In the CFS as in other surveys nonsampling errors can be attributed to many sources: (1) inability to obtain information about all cases in the sample, (2) response errors, (3) definitional difficulties, (4) differences in the interpretation of questions, (5) mistakes in coding or recoding the data obtained, and (6) other errors of collection, response, coverage, and estimation. These nonsampling errors also occur in complete censuses.

Some sources of error are specific to the CFS: (1) Some respondents may have sampled incorrectly when selecting a sample of their documents, (2) some reporters may have used but not reported other units for their measurements— tons instead of pounds, dollars instead of thousands of dollars, etc., (3) on any shipment selected for sample, only the major commodity (by weight) was reported; secondary commodities within shipments were not recorded. Although unlikely, this might lead to a net undercoverage of some secondary commodities. These and other problems could yield a bias of undetermined amount in certain estimates.

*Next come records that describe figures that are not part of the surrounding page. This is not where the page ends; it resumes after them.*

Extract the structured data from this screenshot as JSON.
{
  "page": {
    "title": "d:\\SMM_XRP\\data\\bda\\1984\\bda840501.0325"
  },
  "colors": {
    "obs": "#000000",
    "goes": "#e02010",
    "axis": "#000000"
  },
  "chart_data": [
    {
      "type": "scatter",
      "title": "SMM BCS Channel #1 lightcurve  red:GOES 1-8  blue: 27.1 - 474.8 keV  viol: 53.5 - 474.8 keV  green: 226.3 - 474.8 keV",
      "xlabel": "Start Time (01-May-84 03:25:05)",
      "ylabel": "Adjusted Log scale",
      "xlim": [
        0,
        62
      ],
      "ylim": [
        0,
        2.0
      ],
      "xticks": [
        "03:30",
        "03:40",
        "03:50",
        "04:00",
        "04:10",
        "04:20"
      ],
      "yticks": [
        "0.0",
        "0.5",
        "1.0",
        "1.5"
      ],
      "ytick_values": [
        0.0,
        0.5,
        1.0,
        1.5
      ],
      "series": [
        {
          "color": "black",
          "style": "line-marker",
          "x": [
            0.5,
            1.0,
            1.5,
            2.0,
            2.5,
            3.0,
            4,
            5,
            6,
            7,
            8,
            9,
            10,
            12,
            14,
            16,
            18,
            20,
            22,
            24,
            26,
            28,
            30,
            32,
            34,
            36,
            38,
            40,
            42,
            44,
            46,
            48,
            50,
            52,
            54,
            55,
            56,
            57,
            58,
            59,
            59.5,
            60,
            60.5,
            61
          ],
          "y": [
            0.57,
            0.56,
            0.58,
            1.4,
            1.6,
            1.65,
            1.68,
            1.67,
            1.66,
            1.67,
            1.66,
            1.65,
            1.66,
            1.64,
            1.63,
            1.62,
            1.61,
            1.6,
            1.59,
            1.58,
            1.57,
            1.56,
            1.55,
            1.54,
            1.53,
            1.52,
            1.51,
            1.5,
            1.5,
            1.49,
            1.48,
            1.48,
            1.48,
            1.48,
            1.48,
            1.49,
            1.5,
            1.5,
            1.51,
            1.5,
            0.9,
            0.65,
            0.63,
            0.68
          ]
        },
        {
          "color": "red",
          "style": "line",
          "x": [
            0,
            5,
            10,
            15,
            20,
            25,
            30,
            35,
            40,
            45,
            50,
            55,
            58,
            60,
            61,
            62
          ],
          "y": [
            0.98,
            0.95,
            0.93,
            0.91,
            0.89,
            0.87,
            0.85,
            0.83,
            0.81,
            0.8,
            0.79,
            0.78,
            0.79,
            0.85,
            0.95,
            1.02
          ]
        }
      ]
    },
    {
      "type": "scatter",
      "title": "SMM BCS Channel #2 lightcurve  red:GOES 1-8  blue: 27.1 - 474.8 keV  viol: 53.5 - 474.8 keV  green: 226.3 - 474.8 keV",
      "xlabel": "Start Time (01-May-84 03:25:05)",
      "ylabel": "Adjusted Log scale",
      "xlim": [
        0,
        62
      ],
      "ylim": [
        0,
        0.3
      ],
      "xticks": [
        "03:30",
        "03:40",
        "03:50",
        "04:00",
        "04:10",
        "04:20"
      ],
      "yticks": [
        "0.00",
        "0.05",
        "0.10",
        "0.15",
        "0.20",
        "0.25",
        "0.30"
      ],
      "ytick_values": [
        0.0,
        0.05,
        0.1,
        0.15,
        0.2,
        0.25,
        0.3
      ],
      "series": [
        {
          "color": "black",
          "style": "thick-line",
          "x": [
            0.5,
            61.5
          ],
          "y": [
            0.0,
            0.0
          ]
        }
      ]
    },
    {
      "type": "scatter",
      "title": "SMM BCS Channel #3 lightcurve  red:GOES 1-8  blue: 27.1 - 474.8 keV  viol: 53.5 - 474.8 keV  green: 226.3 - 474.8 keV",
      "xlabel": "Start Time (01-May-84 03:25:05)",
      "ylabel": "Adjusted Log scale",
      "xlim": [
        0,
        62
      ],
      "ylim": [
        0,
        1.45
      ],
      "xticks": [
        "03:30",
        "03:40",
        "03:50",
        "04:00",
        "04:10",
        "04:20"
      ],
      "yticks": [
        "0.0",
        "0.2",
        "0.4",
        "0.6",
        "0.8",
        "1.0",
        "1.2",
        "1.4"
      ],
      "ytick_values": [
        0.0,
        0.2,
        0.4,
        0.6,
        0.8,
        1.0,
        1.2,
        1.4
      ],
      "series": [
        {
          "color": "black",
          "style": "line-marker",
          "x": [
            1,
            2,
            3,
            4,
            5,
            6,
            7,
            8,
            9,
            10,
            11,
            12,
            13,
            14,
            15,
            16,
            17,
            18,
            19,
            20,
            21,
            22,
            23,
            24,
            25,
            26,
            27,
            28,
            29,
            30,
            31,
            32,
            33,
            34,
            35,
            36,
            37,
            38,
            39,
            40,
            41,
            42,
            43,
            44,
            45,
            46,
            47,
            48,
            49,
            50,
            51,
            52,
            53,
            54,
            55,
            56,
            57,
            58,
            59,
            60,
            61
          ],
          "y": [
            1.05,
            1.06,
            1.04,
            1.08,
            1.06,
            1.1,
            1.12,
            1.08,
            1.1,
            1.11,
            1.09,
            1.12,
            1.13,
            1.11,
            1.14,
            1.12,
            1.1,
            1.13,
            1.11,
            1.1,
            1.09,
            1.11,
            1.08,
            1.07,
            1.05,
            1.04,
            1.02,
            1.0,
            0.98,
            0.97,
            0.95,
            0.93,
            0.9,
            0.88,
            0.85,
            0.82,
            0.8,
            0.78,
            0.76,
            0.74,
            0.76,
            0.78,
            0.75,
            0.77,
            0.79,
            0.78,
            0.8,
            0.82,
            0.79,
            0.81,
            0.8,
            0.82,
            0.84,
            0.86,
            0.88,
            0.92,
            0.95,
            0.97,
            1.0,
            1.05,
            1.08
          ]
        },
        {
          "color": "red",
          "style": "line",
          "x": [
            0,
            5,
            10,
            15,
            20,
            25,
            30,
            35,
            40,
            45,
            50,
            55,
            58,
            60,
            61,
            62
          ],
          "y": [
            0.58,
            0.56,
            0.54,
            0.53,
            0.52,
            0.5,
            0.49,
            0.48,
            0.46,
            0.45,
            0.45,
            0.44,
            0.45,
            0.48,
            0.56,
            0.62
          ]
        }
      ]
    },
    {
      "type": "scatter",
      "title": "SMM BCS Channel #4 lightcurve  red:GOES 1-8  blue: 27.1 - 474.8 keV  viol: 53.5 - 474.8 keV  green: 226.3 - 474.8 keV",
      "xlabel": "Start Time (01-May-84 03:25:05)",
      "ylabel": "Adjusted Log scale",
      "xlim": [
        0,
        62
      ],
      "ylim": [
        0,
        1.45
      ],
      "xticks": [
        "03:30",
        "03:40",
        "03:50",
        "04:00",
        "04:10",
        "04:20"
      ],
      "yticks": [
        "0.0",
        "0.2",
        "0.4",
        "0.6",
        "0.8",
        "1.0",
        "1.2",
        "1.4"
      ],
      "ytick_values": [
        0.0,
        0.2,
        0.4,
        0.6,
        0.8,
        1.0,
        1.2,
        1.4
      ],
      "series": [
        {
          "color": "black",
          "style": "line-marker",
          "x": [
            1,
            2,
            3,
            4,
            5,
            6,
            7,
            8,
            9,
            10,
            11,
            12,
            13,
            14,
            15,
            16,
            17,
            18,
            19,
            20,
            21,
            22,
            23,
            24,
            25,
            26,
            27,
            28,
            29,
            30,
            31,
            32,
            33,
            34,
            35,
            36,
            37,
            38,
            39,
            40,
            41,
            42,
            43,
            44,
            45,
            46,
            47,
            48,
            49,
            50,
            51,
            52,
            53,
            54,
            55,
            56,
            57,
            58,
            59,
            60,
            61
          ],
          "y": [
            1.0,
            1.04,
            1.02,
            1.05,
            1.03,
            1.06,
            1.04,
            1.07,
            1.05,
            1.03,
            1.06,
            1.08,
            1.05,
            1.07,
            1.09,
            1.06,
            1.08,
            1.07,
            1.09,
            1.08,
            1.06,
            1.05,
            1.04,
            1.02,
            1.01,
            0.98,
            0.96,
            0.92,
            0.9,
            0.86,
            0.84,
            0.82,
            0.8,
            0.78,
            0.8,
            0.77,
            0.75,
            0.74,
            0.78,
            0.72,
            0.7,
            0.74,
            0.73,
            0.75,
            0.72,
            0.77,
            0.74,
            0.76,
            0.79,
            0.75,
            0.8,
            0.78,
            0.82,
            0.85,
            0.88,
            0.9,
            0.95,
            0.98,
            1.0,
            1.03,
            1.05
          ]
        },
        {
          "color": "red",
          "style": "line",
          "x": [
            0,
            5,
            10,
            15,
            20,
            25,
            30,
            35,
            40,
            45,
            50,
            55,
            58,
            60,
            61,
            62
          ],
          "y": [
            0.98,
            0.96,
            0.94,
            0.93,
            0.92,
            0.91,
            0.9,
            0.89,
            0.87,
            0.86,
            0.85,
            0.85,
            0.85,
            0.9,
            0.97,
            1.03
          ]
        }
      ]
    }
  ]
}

Another possible source of bias in estimating the number of shipments, value, shipment weight (tons), and tonmiles is the imputation of missing data and for data which fail edit. Any systematic error in the imputation procedure can introduce bias into the estimates.

Although no direct measurement of the biases due to nonsampling error has been obtained, precautionary steps were taken in all phases of the collection, processing, and tabulation of the data in an effort to minimize their influence.

Biases in the published estimates are due in large part to imputing data for nonrespondents and for data which fail edit. The overall imputation rate for the survey was 30 to 40 percent.